Entretanto, esses objetivos atraíram a atenção dos investidores globais que compreenderam que as empresas não poderiam ficar alijadas desse processo, as demandas, as expectativas da sociedade mudaram, cobrando com maior exigência que essa pauta seja para valer e que envolva governos, ONGs e os setores produtivos.

Hoje é normal que uma empresa, que não precisa ser de grande porte, ao demandar investimentos, seja questionada se atende às metas da Agenda 2030 da ONU. Os chamados fundos de investimento responsável já movimentam 31 trilhões de dólares, o que representa 36% dos ativos financeiros totais geridos no mundo.

Os indicadores ESG envolvem temas de grande importância, porém, constato, nas matérias jornalísticas que vêm explicando esses indicadores, que o “E” (environmental) tem sido ressaltado com maiores pormenores, a ponto do “S” e “G” ficarem em segundo plano. Em verdade, as ações de diversidade e inclusão têm assumido relevância, assim como os programas de integridade, mas a atenção que é apresentada nos relatórios tem sido mais focada no tema ambiental.

As iniciativas de aumento da participação das mulheres em Conselhos de Administração; inclusão de profissionais de formações, culturas, gêneros e raças diferentes; combate aos assédios; incentivo às ações de respeito ao consumidor, com adoção de ouvidorias; desenvolvimento de programas de integridade e combate a qualquer prática ilegal representam a evolução de conceitos e princípios do ambiente corporativo. Assim os pontos relacionados ao Social e à Governança devem ser, igualmente, destacados, compondo um equilíbrio entre os indicadores almejados, uma vez que representam um todo que não deve ser dissociado.

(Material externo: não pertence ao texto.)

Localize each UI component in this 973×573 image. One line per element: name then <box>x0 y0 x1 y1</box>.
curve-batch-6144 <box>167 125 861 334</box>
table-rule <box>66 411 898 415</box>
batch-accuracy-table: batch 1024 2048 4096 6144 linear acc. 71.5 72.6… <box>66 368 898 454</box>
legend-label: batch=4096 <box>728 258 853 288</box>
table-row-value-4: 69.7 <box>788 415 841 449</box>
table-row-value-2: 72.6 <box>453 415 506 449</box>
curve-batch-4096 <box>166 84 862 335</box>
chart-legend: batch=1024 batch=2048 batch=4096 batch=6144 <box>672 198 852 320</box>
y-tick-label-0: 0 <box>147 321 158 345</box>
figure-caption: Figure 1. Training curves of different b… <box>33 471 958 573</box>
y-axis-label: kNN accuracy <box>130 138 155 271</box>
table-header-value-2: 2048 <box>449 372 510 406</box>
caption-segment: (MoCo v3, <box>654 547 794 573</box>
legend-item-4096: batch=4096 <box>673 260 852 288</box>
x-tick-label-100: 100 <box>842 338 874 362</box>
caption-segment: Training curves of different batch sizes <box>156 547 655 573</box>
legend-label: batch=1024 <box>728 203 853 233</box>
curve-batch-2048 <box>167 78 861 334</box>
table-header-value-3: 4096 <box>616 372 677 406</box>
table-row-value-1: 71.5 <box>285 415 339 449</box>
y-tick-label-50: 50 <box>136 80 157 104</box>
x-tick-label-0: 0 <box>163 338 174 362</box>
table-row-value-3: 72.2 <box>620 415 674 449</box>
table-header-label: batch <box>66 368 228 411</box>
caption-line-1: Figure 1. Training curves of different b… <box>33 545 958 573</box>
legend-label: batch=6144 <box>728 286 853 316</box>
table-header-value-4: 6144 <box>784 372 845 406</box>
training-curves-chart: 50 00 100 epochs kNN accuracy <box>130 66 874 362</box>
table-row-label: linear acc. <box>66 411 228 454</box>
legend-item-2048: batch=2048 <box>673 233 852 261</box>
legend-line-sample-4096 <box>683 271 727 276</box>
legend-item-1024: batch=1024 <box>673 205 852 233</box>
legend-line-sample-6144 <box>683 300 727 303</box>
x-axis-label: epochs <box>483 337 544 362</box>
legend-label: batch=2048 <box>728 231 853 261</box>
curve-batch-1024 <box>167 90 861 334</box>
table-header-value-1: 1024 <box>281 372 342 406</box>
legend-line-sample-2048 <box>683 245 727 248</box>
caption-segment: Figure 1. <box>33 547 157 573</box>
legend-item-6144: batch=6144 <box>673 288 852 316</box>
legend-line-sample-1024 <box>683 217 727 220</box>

Esse sentido evolutivo é muito interessante. O objetivo do investidor é a rentabilidade alcançada pelo lucro, porém, essa meta, cada vez mais, não pode ser alcançada a qualquer custo. A sociedade e os consumidores cobram novas posturas das empresas, que devem atender aos compromissos ESG que ultrapassam as posturas básicas de rentabilidade: baixo custo, alta produtividade, preço atrativo, logística, canais de venda, política de marketing, adequação tributária.

O secretário geral do ONU, Antonio Guterres afirmou que a “Agenda Global  2030 é a nossa Declaração Global de Interdependência”. Ouso afirmar que, com esse avanço estimulado pelos fundos de investimentos, essa Agenda representou um encontro que há pouco tempo poderia ser considerado insólito: o capitalismo com os direitos humanos, viabilizando que as gerações dos Direitos Humanos sejam inseridas na visão estratégica das empresas. Com certeza um estímulo necessário à renovação e à inovação, com inclusão, conformidade e sustentabilidade.